Each day, Brett said she gets up, feeds her chickens, “and then I get to color all day.”
It’s more than just coloring, though, Brett said, as she demonstrated some of her drawing techniques, from shading to bringing the eyes of her characters to life with emotion. Each element of a given page can take hours to complete, she said, and it takes about a year to finish a book because her illustrations are so complex and detailed.
They are also heavily researched, said Brett.
Her favorite part of writing and illustrating the over 40 books she’s produced in her career, has been visiting the places where her books are set, to make sure that she’s getting the ambiance right. She’s been to Norway, Sweden, Denmark, Okinawa, Martinique, Russia, and Costa Rica, among other places, she said. Wherever she goes, Brett said she tries to pay attention to all of the little details of the place, from sights and sounds to cultural beliefs, practices, and styles of dress or mannerism.

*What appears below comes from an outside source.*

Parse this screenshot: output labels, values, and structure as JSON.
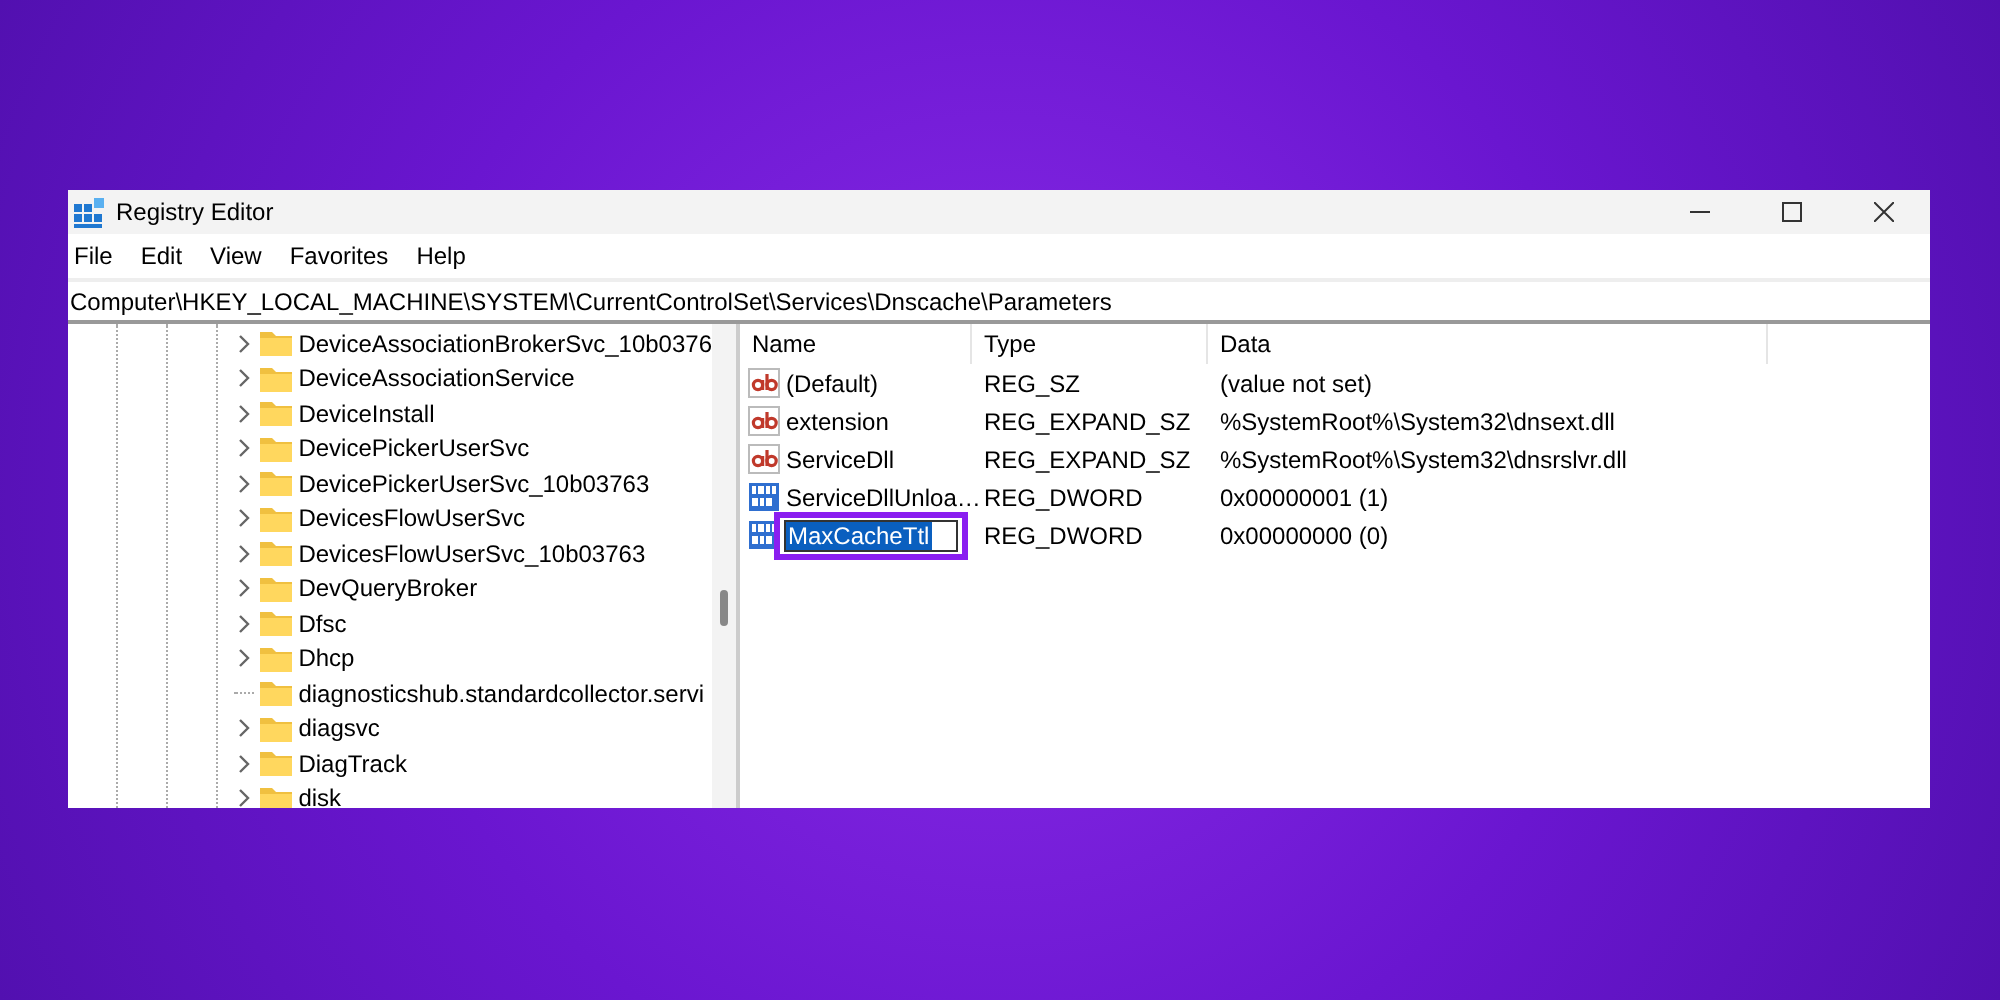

Originally, she wanted to illustrate books about horses.
“Or be an Olympic horse rider,” she laughed.
Brett said that she loved writing so much because it gave her a chance to collect her thoughts and plan what she wanted to say. Like many who pursue literary or artistic careers, Brett said she struggled with social skills like conversation. Illustration and drawing, she said, “let me slow down my thinking. I would talk and things would come out wrong, but when I had time to plan, with a drawing, what I wanted to say I could get it out without making those mistakes.”
Brett said that part of what she loves so much about visiting schools and libraries to meet with the children who read her work is that it gives her a chance to inspire those children who may be struggling with similar things. “I think everybody finds a place where there’s a truth for them,” said Brett. For some it might be a mechanic, who just comes by an understanding of engineering and how all the pieces work together. For another, it might be a doctor, who can naturally see how all the parts of the body work together as a whole. And for others, like her, Brett said it’s a natural tendency toward observing and relating the world around them through nonverbal means.

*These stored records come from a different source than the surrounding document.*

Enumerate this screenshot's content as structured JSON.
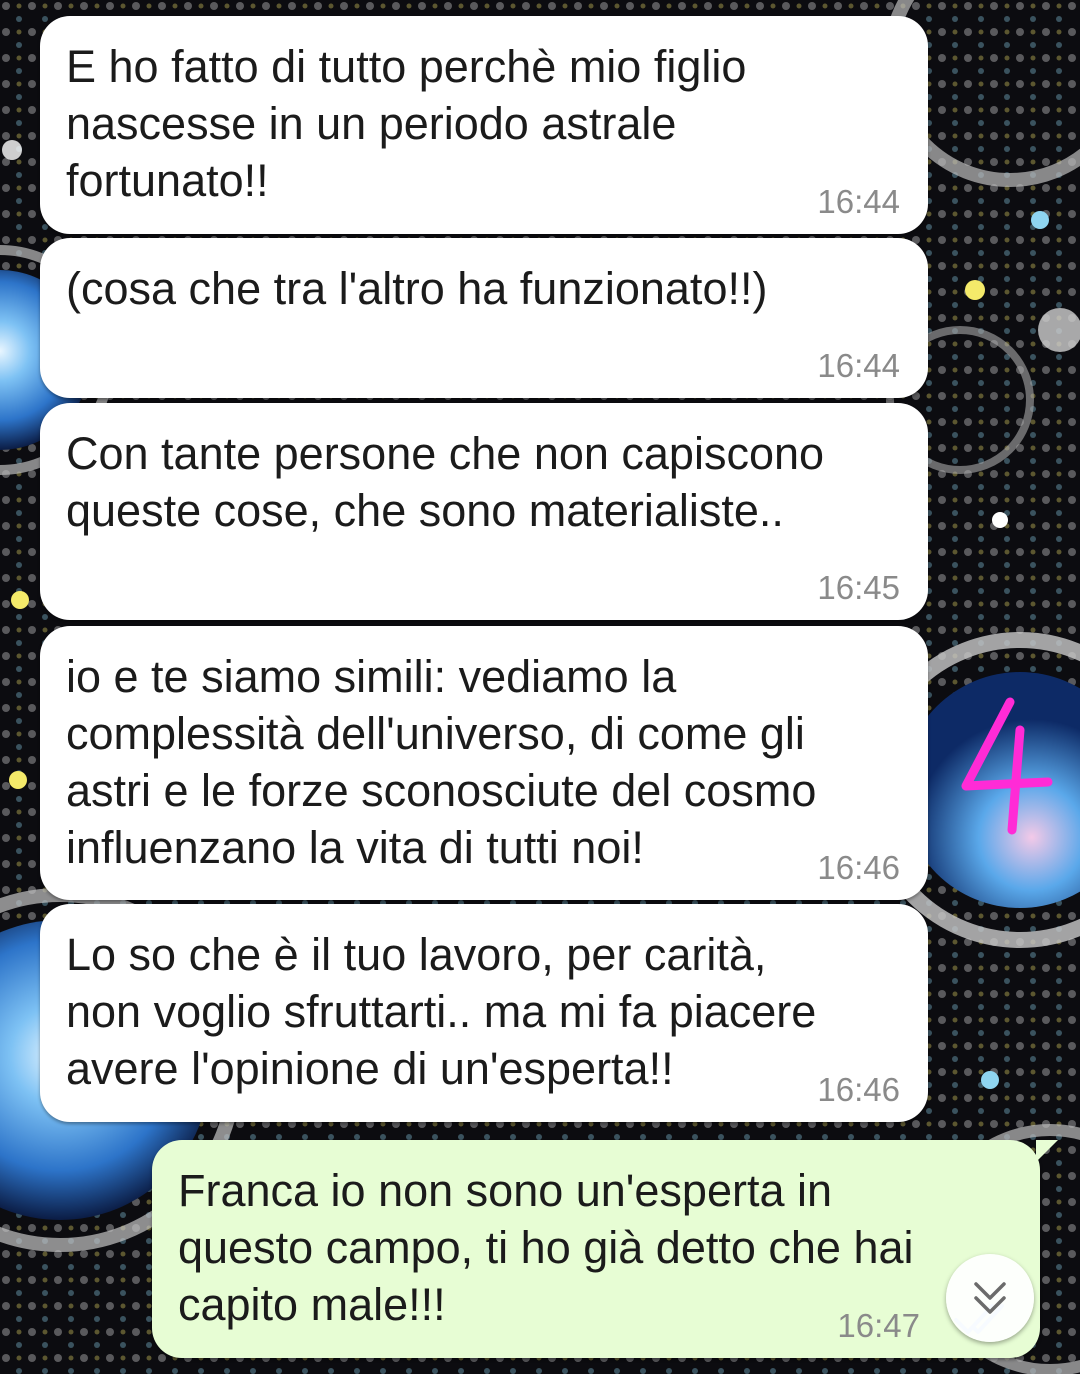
{
  "messages": [
    {
      "direction": "in",
      "text": "E ho fatto di tutto perchè mio figlio\nnascesse in un periodo astrale\nfortunato!!",
      "time": "16:44"
    },
    {
      "direction": "in",
      "text": "(cosa che tra l'altro ha funzionato!!)",
      "time": "16:44"
    },
    {
      "direction": "in",
      "text": "Con tante persone che non capiscono\nqueste cose, che sono materialiste..",
      "time": "16:45"
    },
    {
      "direction": "in",
      "text": "io e te siamo simili: vediamo la\ncomplessità dell'universo, di come gli\nastri e le forze sconosciute del cosmo\ninfluenzano la vita di tutti noi!",
      "time": "16:46"
    },
    {
      "direction": "in",
      "text": "Lo so che è il tuo lavoro, per carità,\nnon voglio sfruttarti.. ma mi fa piacere\navere l'opinione di un'esperta!!",
      "time": "16:46"
    },
    {
      "direction": "out",
      "text": "Franca io non sono un'esperta in\nquesto campo, ti ho già detto che hai\ncapito male!!!",
      "time": "16:47"
    }
  ],
  "annotation": {
    "label": "4",
    "color": "#ff2bd6"
  },
  "colors": {
    "incoming_bubble": "#ffffff",
    "outgoing_bubble": "#e7fdd4",
    "timestamp": "#8a8a8a",
    "read_ticks": "#9ec9f5"
  },
  "icons": {
    "scroll_down": "double-chevron-down-icon",
    "read_receipt": "double-check-icon"
  }
}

“This,” said Brett of illustration, “is my happy place.” Talking about her books, however, has been a bit of a learning curve, Brett said. Originally, she only ever planned to be an illustrator but her editor convinced her that it would be far easier to get into the publishing game if she also wrote the stories. What she learned from her editor, she said, is that “there are only a set number of stories,” but that how each author takes those stories and makes them unique is what sets them apart.
“I think if I have any talent at all,” said Brett, “it’s that I can remember being five or six years old.” Children, said Brett, have such strong emotions and such depth of emotion, and a very keen ability to observe and take in the world. “The emotions, they’re all valid,” said Brett. “But they often don’t have the experience or the words to express them.” That, said Brett, is what she loves so much about illustration. “It’s a visual language that children just automatically understand even if they don’t have the words or the experience to say it.
Brett said she relishes the opportunity to see schools providing opportunities for students to access books because “it brings education to their lives. Once you love books, once you love the library, no one can ever take that away from you. It can take you out of your world and give you access to the whole world.” An appreciation for the power that books, reading, and the knowledge one gains from reading, said Brett, is one of the greatest contributions a teacher can make in a child’s life. Reading, creative writing, and illustration also, said Brett, give children an opportunity to develop good problem solving skills of the sort that can’t be looked up in a book. The type of skills, she said, that have to come from the creative thinking muscles that such activities stretch.
And writing books, said Brett, is how she’s gotten to all of the amazing places in the world that she would never otherwise have gone to.